WASHINGTON, DC – Seeking to boost the economy and provide relief for the more than 2 million job seeking Americans who have lost emergency unemployment insurance coverage since December 28, 2013, a group of 10 U.S. Senators led by Jack Reed (D-RI) and Dean Heller (R-NV) today announced an agreement to reauthorize emergency unemployment insurance (UI) benefits for 5 months.  The bill is cosponsored by Senators Susan Collins (R-ME), Rob Portman (R-OH), Lisa Murkowski (R-AK), and Mark Kirk (R-IL), and Jeff Merkley (D-OR), Cory Booker (D-NJ), Sherrod Brown (D-OH), and Dick Durbin (D-IL).  The plan will allow for retroactive payments to eligible beneficiaries going back to December 28th.

This new legislation seeks to strengthen the U.S. economy while providing vulnerable job seekers and their families with a vital lifeline as they continue to look for work.  The proposal is fully paid-for using a combination of offsets that includes extending “pension smoothing” provisions from the 2012 highway bill (MAP-21), which were set to phase out this year, and extending customs user fees through 2024.  The bill also includes an additional offset allowing single-employer pension plans to prepay their flat rate premiums to the Pension Benefit Guaranty Corporation (PBGC).

Further, the legislation includes a provision modeled on Senator Tom Coburn’s (R-OK) and Jon Tester’s (D-MT) language that ends unemployment insurance payments to any individual whose adjusted gross income in the preceding year was $1 million or more.  According to 2010 income tax data, there were 0.03% of filers that earned over $1 million and received some form of UI at either the state or federal level.  This provision received unanimous support in the Senate when it was voted on in 2011.

The legislative proposal also includes language championed by Senator Susan Collins (R-ME) to strengthen reemployment and eligibility assessment (REA) and ReEmployment Services (RES) programs.  In an effort to help get job seekers back into the workforce, individuals receiving emergency unemployment compensation will be eligible for enhanced, personalized  assessments  and referrals to reemployment services when they begin their 27th week of UI (Tier I) and 55th week of UI (Tier III).

“There are a lot of good people looking for work and I am pleased we’re finally able to reach a strong, bipartisan consensus to get them some help.  Restoring this much needed economic lifeline will help job seekers, boost our economy, and provide a little certainty to families, businesses, and the markets that Congress is capable of coming together to do the right thing.  It has now been 75 days since UI expired and it needs to be renewed.  We’re not at the finish line yet, but this is a bipartisan breakthrough.  I am grateful to Senator Heller for his leadership and for my many colleagues on both sides of the aisle who worked constructively to find a way forward.  I join Rhode Islanders and millions of people across the country in calling on Congress to pass this essential, common sense legislation without further delay and take additional action to help save and create jobs,” said Senator Jack Reed, noting that about 8,000 Rhode Islanders have lost their UI coverage since the benefits were cutoff on December 28th and more than $20 million worth of unemployment checks have gone undistributed in Rhode Island as a result of UI’s expiration.

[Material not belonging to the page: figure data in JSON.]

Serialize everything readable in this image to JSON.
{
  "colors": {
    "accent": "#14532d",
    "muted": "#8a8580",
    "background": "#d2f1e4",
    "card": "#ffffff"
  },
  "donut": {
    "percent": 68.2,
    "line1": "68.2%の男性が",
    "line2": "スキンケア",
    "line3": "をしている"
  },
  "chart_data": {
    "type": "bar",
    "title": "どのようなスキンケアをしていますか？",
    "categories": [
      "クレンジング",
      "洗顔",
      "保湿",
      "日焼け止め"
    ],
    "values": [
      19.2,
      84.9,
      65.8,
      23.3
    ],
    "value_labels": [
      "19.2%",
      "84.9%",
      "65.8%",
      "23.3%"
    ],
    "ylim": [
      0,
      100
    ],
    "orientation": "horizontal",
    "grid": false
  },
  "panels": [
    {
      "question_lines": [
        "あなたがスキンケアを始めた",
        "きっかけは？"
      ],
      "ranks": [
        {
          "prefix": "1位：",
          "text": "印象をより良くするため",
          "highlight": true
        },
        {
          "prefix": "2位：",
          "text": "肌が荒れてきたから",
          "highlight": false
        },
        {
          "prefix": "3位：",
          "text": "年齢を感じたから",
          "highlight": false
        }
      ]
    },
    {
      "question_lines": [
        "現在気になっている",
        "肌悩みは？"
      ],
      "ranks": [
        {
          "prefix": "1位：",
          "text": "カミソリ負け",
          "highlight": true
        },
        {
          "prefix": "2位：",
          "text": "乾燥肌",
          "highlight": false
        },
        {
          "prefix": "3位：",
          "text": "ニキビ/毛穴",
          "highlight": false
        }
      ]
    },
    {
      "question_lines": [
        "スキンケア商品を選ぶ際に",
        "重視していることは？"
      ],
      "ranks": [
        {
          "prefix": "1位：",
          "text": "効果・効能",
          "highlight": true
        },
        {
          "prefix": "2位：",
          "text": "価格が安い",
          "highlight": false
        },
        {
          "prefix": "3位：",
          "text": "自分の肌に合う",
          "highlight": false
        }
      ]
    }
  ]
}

“These past few months have been extremely difficult for thousands of Nevadans who have been unsure of how to pay the bills or feed their families. I am so glad that both Democrats and Republicans have come together on a proposal that will finally give Americans certainty about their unemployment benefits. This deal extends these important benefits for five months, pays for them, and brings buy-in from both sides of the aisle.  I am grateful to Senator Reed and to Senators Collins, Portman, Murkowski and Kirk for the determination and hard work involved in order to reach this point,” said Senator Dean Heller.  As many as 21,000 Nevadans have lost their unemployment insurance benefits since they were cut off in December.

Now that the bill has been introduced, it must pass a 60-vote threshold to overcome a filibuster.  Reed and Heller expressed confidence that they would have more than enough votes to advance the measure in the U.S. Senate.